Après son titre de Vice-Championne du Monde, Hanne Desmet se tourne vers Pékin 2022

Ça va plutôt vite, c’est palpitant jusque dans les derniers mètres et parfois un des concurrents vole dans le décor. C’est en short track, discipline spectaculaire, que Hanne Desmet a conquis son titre de Vice-Championne du Monde le 7 mars 2021.

L’Euro de Gdansk, plus tôt dans l’année, avait été plutôt décevant. Et jusqu’ici, Hanne Desmet, 24 ans, avait accumulé les places d’honneur. Mais cette fois-ci, elle rejoint le top du top avec une médaille d’argent aux Championnats du Monde. « C’est ma première médaille, et c’est une en argent directement. C’est très beau. Je savais que l’Euro en janvier arrivait trop tôt pour moi dans mon entraînement. Mais je savais aussi que je pouvais élever mon niveau dans les semaines suivantes. J’avais aussi besoin d’accumulation de compétition. Comme les arbitres, en fait. »

« En short track, il y a une grande zone grise. Souvent on se demande ‘Qu’est-ce que les arbitres ont encore décidé ?’ On patine toujours à la limite. Où, quand, comment on peut doubler un adversaire ? Dans un peloton tellement condensé, il y a sans cesse des manœuvres. Et tout le monde ne patine pas correctement. Surtout les Chinois qui osent des coups tordus. Ils mettents leurs mains à des endroits où ils ne peuvent pas. Et même si tout est filmé et revu par le jury, ce n’est pas toujours facile de voir les fautes. »

Au lendemain de la médaille, Hanne s’est réveillée normalement. « Très normalement, en fait.
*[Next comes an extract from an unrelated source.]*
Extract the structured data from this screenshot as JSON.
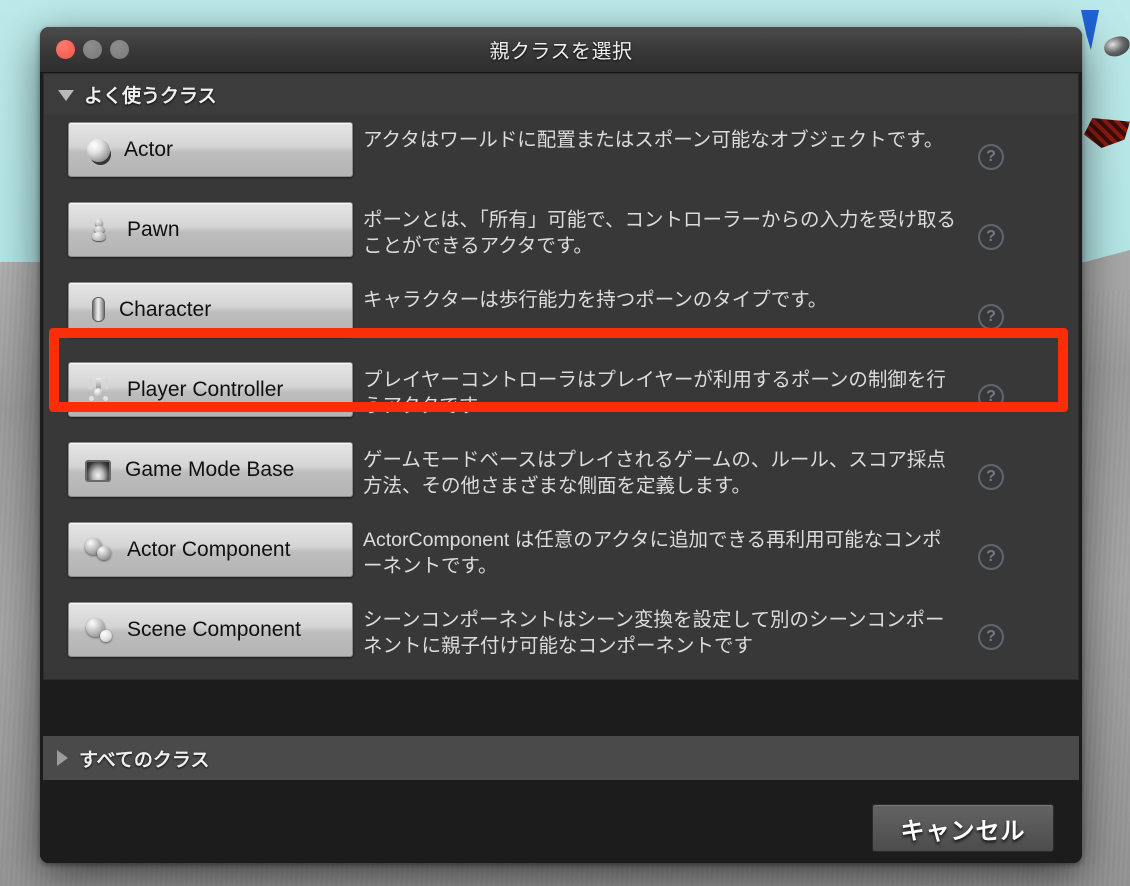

Je ne suis pas du genre exubérante, ni après une victoire, ni après une défaite. J’étais évidemment très heureuse de ma médaille, heureuse de revoir mes coéquipiers, mais ça n’a pas créé des scènes euphoriques. C’est un peu de famille. Mes parents et mon frère réagissent généralement assez sobrement. C’est juste dommage qu’il n’y ait pas eu de journaliste belge sur place. Les Pays-Bas, ce n’est pas si loin, et on ne ramène pas si souvent une telle médaille. »

La finale, elle, a été très rapide. « On n’était pas loin du record du monde alors qu’à Dordrecht c’est une piste en basse altitude. Et sur des courses importantes sur 1.000m on n’arrive jamais à de tels chronos. Avec les médailles en point de mire, ce sont toujours des courses très tactique. Mais je n’ai pas senti qu’on allait vite, ça montre que je suis en bonne condition physique. »

Cette médaille mondiale arrive 11 mois avant les Jeux Olympiques de Pékin. « Il faut voir ça comme un bon signe. Je fais toujours des progrès. Physiquement je suis forte, mais je peux encore m’améliorer sur mon habileté, ma technique et ma tactique. Pendant de telles courses vous abservez constamment vos adversaires. Le moindre petit mouvement peut signifier qu’une attaque va être placée. Après n’oubliez pas non plus que les meilleurs pays asiatiques n’étaient pas présents à ces Championnats à cause de la pandémie. »

Hanne Desmet encourage les jeunes à se mettre au short track. « C’est super cool. À faire et à regarder. Et chez les hommes c’est encore plus cool et plus spectaculaire que chez les femmes. Je regarde plus les hommes d’ailleurs. Malheureusement. Mon frère a l’air plus cool que moi (rires). Il pense en fait la même choses. Chez les hommes ça va vraiment très vite, avec les manœuvres en plus. Et parfois il y en a un qui vole dehors. Il se passe toujours quelque chose.